Fiz J, Durán M, Capellà D, Carbonell J, Farré M.

                PLoS One. 2011 Apr 21;6(4):e18440.

                The use of cannabis was associated with reduction of some fibromyalgia symptoms.

BACKGROUND: The aim of this study was to describe the patterns of cannabis use and the associated benefits reported by patients with fibromyalgia (FM) who were consumers of this drug.

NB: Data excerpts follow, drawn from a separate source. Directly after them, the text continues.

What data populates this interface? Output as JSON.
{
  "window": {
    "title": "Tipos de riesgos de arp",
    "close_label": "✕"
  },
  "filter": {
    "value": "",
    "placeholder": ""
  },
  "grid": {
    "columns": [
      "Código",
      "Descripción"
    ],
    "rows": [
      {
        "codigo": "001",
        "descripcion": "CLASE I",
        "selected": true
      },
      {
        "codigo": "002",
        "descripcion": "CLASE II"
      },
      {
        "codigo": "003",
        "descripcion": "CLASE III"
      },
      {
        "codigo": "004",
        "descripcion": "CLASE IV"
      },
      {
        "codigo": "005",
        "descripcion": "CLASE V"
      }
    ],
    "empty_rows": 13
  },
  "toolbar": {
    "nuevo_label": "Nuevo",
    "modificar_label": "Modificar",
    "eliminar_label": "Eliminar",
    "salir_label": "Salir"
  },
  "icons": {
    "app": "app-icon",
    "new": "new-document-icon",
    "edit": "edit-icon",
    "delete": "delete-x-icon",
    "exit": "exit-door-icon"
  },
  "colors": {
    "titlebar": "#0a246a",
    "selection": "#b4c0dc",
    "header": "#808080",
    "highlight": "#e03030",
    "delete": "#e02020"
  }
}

In addition, the quality of life of FM patients who consumed cannabis was compared with FM subjects who were not cannabis users.

 METHODS: Information on medicinal cannabis use was recorded on a specific questionnaire as well as perceived benefits of cannabis on a range of symptoms using standard 100-mm visual analogue scales (VAS). Cannabis users and non-users completed the Fibromyalgia Impact Questionnaire (FIQ), the Pittsburgh Sleep Quality Index (PSQI) and the Short Form 36 Health Survey (SF-36).

 RESULTS: Twenty-eight FM patients who were cannabis users and 28 non-users were included in the study. Demographics and clinical variables were similar in both groups. Cannabis users referred different duration of drug consumption; the route of administration was smoking (54%), oral (46%) and combined (43%). The amount and frequency of cannabis use were also different among patients. After 2 hours of cannabis use, VAS scores showed a statistically significant (p<0.001) reduction of pain and stiffness, enhancement of relaxation, and an increase in somnolence and feeling of well being. The mental health component summary score of the SF-36 was significantly higher (p<0.05) in cannabis users than in non-users. No significant differences were found in the other SF-36 domains, in the FIQ and the PSQI.

 CONCLUSIONS: The use of cannabis was associated with beneficial effects on some FM symptoms. Further studies on the usefulness of cannabinoids in FM patients as well as cannabinoid system involvement in the pathophysiology of this condition are warranted.